HOLLYWOOD'S MOST popular delusion is the story of romantic destiny, the couple buffeted by fate until they meet on top of the Empire State building, or whatever.

HOLLYWOOD'S MOST popular delusion is the story of romantic destiny, the couple buffeted by fate until they meet on top of the Empire State building, or whatever.

The implication: happily ever after, true and perfect love.

Have you noticed you never actually see these people living together?

You never see, for instance, Meg Ryan, a few years down the road, telling Tom Hanks that he's once again left his socks in the middle of the den, then screaming at him because he's watching the Seahawks game and hasn't actually heard a thing that she's said, which leads to him spending the night on the pull-out couch - sleepless, indeed.

This is why I really feel sorry for Edward and Bella. Together for "Twilight" eternity. Let's revisit them after 200 years of Edward clipping his toenails over the newspaper that Bella has yet to read. It puts a different spin on eternity.

Judd Apatow's brutally honest comedy "This is 40" is a corrective to all of this. It's the story of Pete and Debbie (Paul Rudd and Leslie Mann, updated from "Knocked Up"), a couple in their second decade of marriage, doing the hard work of keeping love alive while raising kids (Maude and Iris Apatow), dealing with in-laws (Albert Brooks, John Lithgow), career ups and downs, middle age and its indignities.

These are forces that over time can scrape the gilding from new love, and there's a lot of scraping in "This is 40" - the movie is a little too convincing, too often, on the subject of marital woe.

You have to wait a long time for compensating scenes - Rudd and Mann getting called to the principal's office (opposite Melissa McCarthy) where they must bluff their way out of culpability in a school dispute.

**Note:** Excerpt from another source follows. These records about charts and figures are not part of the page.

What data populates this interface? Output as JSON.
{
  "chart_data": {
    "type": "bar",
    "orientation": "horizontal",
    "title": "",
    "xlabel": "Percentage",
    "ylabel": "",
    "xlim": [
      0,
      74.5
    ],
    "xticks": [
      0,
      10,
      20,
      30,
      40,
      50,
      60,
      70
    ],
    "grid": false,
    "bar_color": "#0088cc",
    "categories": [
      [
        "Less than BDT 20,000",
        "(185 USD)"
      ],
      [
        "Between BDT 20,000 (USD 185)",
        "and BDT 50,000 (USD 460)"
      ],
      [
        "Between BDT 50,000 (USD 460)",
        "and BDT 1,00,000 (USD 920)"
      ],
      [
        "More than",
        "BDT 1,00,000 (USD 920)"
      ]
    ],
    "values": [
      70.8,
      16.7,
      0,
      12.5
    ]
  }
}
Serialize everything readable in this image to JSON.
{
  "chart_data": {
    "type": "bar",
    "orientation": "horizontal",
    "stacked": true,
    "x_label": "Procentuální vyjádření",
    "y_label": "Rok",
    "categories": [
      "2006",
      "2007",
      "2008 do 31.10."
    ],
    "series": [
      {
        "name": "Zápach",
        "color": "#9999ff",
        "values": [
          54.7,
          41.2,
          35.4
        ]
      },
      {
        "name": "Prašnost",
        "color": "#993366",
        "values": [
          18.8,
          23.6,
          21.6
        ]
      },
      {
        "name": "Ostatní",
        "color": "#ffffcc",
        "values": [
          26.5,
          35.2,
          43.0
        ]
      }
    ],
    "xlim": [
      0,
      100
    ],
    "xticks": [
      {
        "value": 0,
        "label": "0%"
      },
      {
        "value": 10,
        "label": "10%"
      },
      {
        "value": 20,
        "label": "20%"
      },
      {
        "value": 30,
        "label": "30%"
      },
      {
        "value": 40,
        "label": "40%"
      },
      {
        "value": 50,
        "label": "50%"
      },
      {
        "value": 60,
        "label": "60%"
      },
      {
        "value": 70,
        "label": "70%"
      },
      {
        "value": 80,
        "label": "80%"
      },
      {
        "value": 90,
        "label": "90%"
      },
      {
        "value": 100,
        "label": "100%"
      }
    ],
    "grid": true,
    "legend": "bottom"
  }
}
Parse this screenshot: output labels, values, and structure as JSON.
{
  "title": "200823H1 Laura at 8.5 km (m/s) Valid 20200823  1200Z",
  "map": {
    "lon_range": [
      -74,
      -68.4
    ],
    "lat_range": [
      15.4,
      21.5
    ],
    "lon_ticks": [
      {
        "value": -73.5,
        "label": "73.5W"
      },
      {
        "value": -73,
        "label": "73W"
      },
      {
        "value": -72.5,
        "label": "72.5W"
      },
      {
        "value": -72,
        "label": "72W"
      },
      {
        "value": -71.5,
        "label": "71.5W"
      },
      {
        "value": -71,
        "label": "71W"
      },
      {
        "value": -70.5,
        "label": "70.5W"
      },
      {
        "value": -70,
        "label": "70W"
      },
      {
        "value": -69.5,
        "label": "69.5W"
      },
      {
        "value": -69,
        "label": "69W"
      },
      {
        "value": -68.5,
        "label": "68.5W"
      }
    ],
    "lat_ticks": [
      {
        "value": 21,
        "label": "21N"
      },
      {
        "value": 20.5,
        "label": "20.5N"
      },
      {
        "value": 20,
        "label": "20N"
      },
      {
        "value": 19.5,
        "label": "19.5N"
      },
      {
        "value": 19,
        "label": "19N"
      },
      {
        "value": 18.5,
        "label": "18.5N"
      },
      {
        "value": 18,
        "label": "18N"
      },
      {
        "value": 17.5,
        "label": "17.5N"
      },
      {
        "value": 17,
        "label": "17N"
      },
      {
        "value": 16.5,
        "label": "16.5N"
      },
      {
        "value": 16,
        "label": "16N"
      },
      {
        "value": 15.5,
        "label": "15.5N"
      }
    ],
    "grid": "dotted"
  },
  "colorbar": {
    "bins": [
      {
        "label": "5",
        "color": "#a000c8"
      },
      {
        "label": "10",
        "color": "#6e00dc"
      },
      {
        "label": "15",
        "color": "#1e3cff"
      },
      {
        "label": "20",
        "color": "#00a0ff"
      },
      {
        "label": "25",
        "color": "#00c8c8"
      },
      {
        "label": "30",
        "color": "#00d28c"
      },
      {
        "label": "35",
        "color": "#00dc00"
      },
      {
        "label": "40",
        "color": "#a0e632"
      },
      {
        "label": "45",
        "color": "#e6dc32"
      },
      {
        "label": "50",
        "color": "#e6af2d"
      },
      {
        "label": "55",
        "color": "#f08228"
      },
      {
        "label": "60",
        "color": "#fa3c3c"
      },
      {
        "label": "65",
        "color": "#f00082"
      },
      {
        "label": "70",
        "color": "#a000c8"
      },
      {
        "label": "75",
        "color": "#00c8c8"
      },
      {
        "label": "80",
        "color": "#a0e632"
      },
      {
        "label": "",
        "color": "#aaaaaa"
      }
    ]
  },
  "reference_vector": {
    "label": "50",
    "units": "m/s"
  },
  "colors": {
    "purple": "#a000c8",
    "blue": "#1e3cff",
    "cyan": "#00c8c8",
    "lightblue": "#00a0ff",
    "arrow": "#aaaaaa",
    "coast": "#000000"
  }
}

The movie has a few of these gems, and some less-polished stones as well. Apatow is an astute observer and dramatizer of human behavior, but not always a great editor and shaper of his material. "This is 40" runs an alarming 135 minutes, with meandering side trips to take stock of Rudd's faltering music-promotion business - Graham Parker makes an extended cameo. (Flyers fans, however, will get a kick out of small speaking roles for Ian Laperriere and Scott Hartnell, hockey players who hit on Mann and Megan Fox in a nightclub.)

Apatow hates to walk away from a scene that gets laughs. But not every scene that gets laughs improves the story, enlarges the themes or deepens the characters. One notorious example here - a naked Rudd with his legs splayed, asking his wife to examine his hemorrhoids.

Sometimes you wish Apatow would apply some Preparation H to his movies - to reduce the swelling.